Paulus mengatakan semuanya itu: harta, jabatan, popularitas, fasilitas, makanan-minuman, ijazah, pangkat adalah sampah dengan jelas dan berani, karena dia sendiri secara pribadi telah mengalami kasih Kristus. Kristus adalah segalanya Bagi dia, kasih Kristus bukan teori, tetapi betul-betul dia alami, dia rasakan dan dia hidupi.
Maka, Saudara-saudariku yang baik, sediakanlah waktu meski hanya 10-15 menit setiap hari untuk mengalami kasih Yesus itu. Carilah tempat yang tenang. Pakailah waktu itu untuk hening. Tinggalkan semuanya. Fokus pada Yesus. Rasakan kehadiran-Nya. Yesus dan kasih-Nya itu jauh lebih besar dan mulia, daripada teori/pengetahuan yang diajarkan di sekolah atau dibaca di buku-buku atau Kitab Suci. Yesus adalah Pribadi, dan bukan teori.
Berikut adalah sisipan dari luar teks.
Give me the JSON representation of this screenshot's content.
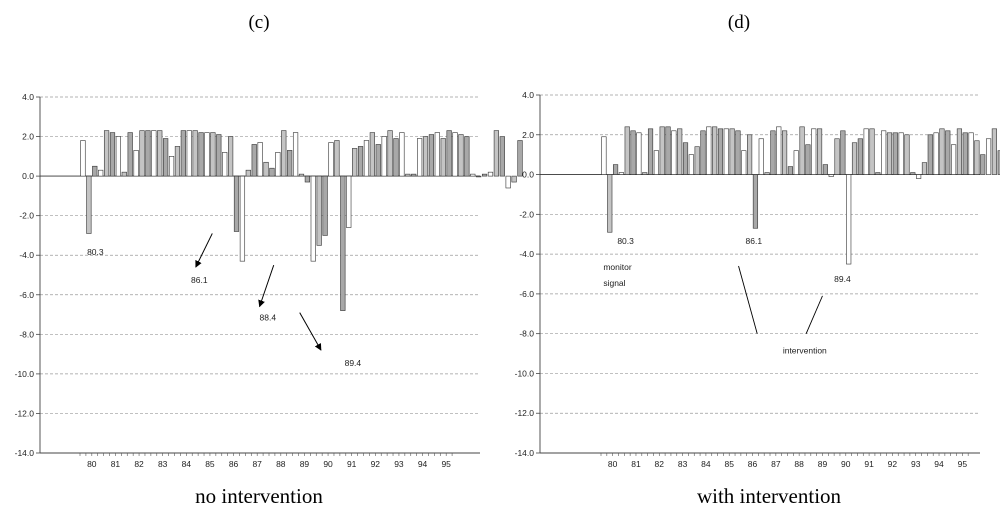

Dua, Yesus bersabda: “Setiap orang yang karena namaKu meninggalkan rumahnya, saudaranya laki-laki atau saudaranya perempuan, bapa atau ibunya, anak-anak atau ladangnya, akan menerima kembali 100 kali lipat dan akan memperoleh hidup yang kekal”.
Sabda Yesus itu sungguh nyata dan dialami oleh mereka yang ditahbiskan sebagai uskup, imam, diakon, dan biarawan-biarawati. Mereka tercukupi semuanya, punya banyak saudara-saudari seiman, sahabat kenalan, bahkan mendapatkan orangtua/keluarga-keluarga yang mengasihi mereka meski ditugaskan di tempat yang terpencil.
Di sisi lain, mereka wajib hidup dengan baik, santun, bijaksana, sabar, setia, ramah, lemah lembut dan penuh kasih karena mereka diutus untuk “menghadirkan dan mengantar umat untuk mengalami kasih Tuhan”.
Mereka diutus untuk menjadi saluran berkat bagi umat. Umat yang terberkati itu juga akan membalas dengan berkat yang melimpah pula. Maka, umat Allah pun hendaknya mendoakan mereka agar mereka tetap setia. Juga jangan lupa Saudara berdoa/meminta/mendorong agar banyak orang muda kita yang mengikuti panggilan Yesus itu. Amin.